The deep forest makes the use of the senses upon which human beings most depend--sight and sound--problematic at best, increasing their ignorance and subjecting them to more potential menace. As such, the reduction of the senses, referenced within and between the novel’s opening paragraphs by the sensory links of sound and sight, of the auditory and the visual, may be a metaphor for the ignorance of humanity itself, especially in regard to knowledge that is assimilated by means of the senses--in other words, empirical knowledge, the type upon which scientists, including the evolutionary biologists who are the novel’s antagonists as much as the monster of its title, depend.
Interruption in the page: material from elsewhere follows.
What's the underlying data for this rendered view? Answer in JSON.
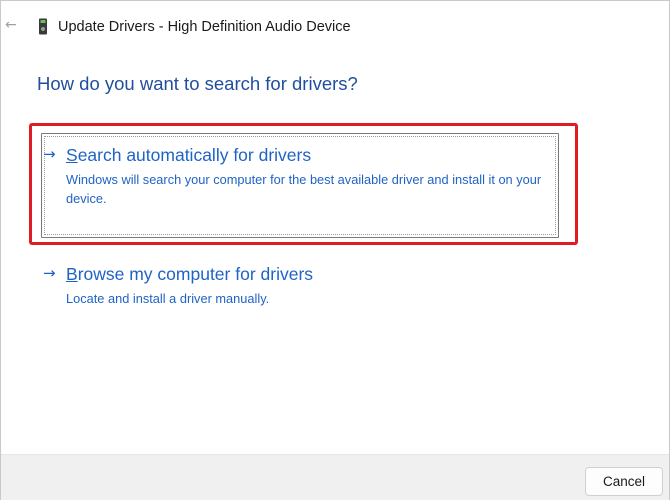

If the senses are undependable; if they are all but shut down, as it were, at times, then, perhaps, the sciences that are built upon them and its theories, including the theory of evolution, are tentative at best and prone to error. Certainly, this is the view of the creationist scientist Dr. Michael (“Cap”) Capella and his “lovely Coeur d’Alene Native American” wife, Sings in the Morning, or “Sing.” Ironically, both she and the novel’s other Native American character, a tracker, believe in the reality of the monster that abducts Beck; it is the immigrant European, the white man, who disbelieves, despite Caucasian scientists’ attempt to create, a la Dr. Moreau, a hideous new species of human-animal hybrids.
The undependability of the senses, especially those of sight and hearing, seems to reinforce the irony of empirical scientists who are skeptical of divine creation, having neither the eyes, as it were, to see the error of their theory nor the ears to hear the creationists’ criticisms of their fallacious reasoning. If anything, it is faith, not empirical knowledge or even reason, that must save the day.
It is good writing to link paragraphs by the use of words and phrases that appeal to sight and sound, both within and between, paragraphs, but it is superb writing to make such a device thematic as well as merely rhetorical, as Peretti does, creating of such links a metaphor that echoes and reinforces the novel’s very theme, expressed explicitly, several times by Dr. Capella in the course of the novel, and, quite succinctly, by one of Cap’s colleagues, Dr. Emile Baumgartner: “Tampering with DNA is like a child trying to fix a high-tech computer with a toy hammer. It’s always am injury, never an improvement, and we have boxcar loads of dead, mutated fruit flies and lab mice to prove it.”
Empirical science, sense-based, as it is and must be, has its limitations, even aided by reason, for the senses are limited, often inaccurate, sometimes deceived, and cannot penetrate beyond mere appearances. To pretend to understand the origin of the universe and the consequences that flow from the uncaused cause of the Big Bang is not only absurd, but it is also dangerous, Peretti suggests--as dangerous as being alone in a dense forest in which there be monsters that one cannot see or hear--until, perhaps, it is too late.